After hitting lights out in Triple A, Gordon returned to Kansas City and hit .218/.311/.360/.661 with seven homers and 19 RBI in 243 plate appearances. For a while, it seemed Gordon could only drive in a run if it was via a homer, including a season highlight when he hit a three run walkoff homer against Baltimore in the bottom of the ninth on July 30th. For a moment, it seemed like that was the Gordon we’d been waiting for.
Gordon will open 2011 as the starting left fielder for the Royals (barring any trades). Now’s as good a time as any to look back on the entire saga.
Wally starts us off:
When I first heard the news that Alex had been sent back to Triple-A a certain level of rage welled up inside of me. 2010 was supposed to be time for Gordon to sink or swim and yet again the organization was jerking him around and mishandling him. Then I learned that they were moving him to the outfield and I was a little less frustrated with Dayton Moore and company. A position switch made sense to me and I was elated weren’t converting him to 1B. A change that would have been very Royals-esque and served only to jack with the futures of Kila Ka’aihue, Billy Butler and Eric Hosmer. When I read that Alex had requested the position change and was willing to go to Omaha to make the switch, I was 100% on board and I gained a whole new appreciation for Gordon as a person and as a player.
I have always been in Alex’s corner and have defended him against all comers in discussions with friends, family and other fans I have interacted with along the way. I still believe in his future with this organization and still believe he has a chance to become a star along the lines that we all expected. Maybe that’s just me being naieve, but it’s hard to ignore that he has a career minor league line of 0.321/.438/.578 in 235 games.
By getting away from 3B, Alex distances himself from the “next-George Brett” nonsense that was heaped upon him during his 2006 season in Double-A which earned him Minor League Player of the Year honors. Expectations are a bear to deal with and having to live up to being the next greatest Royals player or the franchise savior only added to the difficult circumstances Gordon has been dealing with. The move to the OF is a way for both the organization and Alex to hit reset and start fresh. Based on his defensive performance in the OF in Omaha and roaming LF in the majors (9.1 UZR/150) it apprears that he has all the tools to be an above average defensive outfielder. Since the Royals are severly lacking guys who are above average defensively this turn of events is an added bonus.

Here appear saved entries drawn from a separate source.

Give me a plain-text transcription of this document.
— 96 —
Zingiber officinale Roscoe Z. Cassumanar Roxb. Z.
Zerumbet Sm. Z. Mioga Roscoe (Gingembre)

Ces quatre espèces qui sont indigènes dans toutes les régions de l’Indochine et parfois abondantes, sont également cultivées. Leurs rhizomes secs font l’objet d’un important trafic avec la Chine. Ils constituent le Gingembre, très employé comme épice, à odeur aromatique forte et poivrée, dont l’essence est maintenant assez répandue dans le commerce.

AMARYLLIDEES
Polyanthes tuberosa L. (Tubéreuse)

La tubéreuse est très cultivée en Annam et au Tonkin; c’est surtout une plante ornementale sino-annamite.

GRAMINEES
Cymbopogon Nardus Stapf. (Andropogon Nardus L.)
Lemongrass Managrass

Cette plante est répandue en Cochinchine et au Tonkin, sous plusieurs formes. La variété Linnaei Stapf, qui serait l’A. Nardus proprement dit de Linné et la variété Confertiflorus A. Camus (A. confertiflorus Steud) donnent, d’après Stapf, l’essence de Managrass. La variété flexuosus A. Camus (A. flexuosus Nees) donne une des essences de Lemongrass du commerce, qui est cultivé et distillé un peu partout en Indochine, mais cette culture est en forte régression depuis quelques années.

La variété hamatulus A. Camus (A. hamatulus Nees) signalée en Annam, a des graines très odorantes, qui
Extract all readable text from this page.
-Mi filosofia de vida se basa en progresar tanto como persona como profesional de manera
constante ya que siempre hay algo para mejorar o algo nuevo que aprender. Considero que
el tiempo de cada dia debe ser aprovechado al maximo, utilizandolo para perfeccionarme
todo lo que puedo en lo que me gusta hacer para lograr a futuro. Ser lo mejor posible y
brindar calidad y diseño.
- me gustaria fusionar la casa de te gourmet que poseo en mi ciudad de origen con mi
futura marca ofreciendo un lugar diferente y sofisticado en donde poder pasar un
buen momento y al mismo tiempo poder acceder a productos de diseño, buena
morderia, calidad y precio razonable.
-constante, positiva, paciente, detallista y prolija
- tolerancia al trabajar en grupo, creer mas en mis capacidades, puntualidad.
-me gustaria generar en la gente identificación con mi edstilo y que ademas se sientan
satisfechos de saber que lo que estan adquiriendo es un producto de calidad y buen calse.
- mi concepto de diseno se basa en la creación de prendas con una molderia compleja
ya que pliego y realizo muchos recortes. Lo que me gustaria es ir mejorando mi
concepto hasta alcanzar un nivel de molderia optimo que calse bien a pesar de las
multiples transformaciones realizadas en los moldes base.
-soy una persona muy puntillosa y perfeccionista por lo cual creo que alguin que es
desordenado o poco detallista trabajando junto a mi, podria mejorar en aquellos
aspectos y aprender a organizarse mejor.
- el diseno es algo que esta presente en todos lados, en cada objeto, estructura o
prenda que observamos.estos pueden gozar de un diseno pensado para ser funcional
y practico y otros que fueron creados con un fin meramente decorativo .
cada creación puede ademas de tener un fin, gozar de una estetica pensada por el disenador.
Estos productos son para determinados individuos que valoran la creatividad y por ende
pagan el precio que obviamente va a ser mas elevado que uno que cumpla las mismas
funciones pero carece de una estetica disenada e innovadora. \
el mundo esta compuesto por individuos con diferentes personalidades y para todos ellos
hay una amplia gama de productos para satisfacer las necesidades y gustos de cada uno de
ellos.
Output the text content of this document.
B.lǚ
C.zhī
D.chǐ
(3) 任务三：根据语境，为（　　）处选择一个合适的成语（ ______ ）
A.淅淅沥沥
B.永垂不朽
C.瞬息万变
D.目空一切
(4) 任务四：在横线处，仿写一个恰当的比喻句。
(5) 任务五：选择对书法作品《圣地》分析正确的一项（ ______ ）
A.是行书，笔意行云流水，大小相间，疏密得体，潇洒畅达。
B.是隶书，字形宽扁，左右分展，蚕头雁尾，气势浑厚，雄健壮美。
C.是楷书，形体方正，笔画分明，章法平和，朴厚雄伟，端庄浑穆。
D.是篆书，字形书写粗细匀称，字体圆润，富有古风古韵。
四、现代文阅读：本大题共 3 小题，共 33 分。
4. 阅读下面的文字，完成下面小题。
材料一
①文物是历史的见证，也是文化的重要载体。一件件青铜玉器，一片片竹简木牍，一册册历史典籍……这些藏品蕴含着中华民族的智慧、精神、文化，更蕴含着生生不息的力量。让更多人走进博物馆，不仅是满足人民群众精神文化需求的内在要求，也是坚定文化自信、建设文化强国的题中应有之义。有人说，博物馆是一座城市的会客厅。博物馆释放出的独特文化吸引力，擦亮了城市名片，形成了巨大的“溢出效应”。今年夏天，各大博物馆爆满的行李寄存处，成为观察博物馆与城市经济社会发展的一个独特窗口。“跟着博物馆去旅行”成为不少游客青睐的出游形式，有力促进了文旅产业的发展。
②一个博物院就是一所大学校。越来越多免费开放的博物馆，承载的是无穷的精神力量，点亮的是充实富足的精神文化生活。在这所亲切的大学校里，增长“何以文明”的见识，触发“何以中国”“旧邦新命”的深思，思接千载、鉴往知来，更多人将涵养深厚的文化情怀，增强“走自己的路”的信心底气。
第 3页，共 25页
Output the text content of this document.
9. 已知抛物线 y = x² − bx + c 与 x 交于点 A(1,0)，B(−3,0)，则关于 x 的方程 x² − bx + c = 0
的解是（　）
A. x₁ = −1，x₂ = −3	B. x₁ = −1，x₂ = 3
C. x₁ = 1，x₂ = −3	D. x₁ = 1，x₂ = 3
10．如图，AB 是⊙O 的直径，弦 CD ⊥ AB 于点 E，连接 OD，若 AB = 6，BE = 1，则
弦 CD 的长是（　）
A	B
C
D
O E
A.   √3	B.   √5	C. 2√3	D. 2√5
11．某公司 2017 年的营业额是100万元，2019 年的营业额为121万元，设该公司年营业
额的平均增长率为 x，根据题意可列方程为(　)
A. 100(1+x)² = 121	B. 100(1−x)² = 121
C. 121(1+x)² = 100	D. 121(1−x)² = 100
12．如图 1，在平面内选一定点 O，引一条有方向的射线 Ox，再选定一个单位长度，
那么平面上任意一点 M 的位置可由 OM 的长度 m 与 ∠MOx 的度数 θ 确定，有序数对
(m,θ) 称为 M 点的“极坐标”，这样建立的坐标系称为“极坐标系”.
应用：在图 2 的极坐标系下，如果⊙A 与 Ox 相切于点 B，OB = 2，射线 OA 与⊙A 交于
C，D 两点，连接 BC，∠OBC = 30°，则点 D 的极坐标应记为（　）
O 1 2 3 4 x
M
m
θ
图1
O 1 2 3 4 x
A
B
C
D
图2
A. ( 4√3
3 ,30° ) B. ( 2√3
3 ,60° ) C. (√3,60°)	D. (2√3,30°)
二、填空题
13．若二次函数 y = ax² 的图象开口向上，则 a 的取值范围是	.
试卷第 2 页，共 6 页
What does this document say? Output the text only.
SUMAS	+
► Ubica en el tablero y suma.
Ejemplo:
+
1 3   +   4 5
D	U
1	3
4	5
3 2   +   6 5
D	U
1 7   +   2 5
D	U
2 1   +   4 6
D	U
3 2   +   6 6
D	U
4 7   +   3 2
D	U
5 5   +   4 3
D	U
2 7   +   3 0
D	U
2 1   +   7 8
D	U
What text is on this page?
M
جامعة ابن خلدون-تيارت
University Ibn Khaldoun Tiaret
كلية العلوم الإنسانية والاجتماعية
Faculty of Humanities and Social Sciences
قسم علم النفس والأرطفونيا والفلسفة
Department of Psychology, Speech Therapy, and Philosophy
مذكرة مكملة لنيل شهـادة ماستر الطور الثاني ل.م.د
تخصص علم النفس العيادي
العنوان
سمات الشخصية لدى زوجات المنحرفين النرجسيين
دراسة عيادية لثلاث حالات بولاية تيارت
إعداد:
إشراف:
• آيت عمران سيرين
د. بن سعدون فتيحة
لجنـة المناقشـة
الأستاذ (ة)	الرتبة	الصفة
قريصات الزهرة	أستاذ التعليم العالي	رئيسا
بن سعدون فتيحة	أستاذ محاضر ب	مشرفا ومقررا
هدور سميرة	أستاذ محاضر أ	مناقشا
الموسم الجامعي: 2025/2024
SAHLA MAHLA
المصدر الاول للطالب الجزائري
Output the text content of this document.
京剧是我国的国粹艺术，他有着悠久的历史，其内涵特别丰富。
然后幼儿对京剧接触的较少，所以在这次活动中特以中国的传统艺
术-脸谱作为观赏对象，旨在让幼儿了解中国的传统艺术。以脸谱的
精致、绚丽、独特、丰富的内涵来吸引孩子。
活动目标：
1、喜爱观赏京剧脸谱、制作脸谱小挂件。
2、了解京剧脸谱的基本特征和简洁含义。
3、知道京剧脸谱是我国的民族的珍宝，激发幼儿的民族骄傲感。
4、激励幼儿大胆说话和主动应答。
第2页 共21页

So now we have a still ultra-talented, athletic player who will turn 27 in February as our projected opening day LF. A player who despite the disappointment and setbacks still has as much offensive potential as anyone in the organization. His move gives the Royals their only legitimate home-grown corner outfielder and it allows Mike Moustakas to take over the 3B job in Kansas City as soon as he is ready (I’m hoping for Opening Day). One other benefit to Alex’s demotion and position shift is that it allowed Wilson Betemit a chance to flash some of his skills (offensively speaking anyway), which forced the Royals to bring him back for the 2011 season at a very reasonable $1 million salary. The worst case scenario is that Gordon fails in 2011 as our LF, but if he does he will at least be playing solid defense and filling a position of need at the same time. That’s better than having him fail at 3B, play subpar defense and potentially block the arrival of Moustakas in the process. Based on that and all of the above, I don’t see how anyone can view this as anything but a positive move all the way around.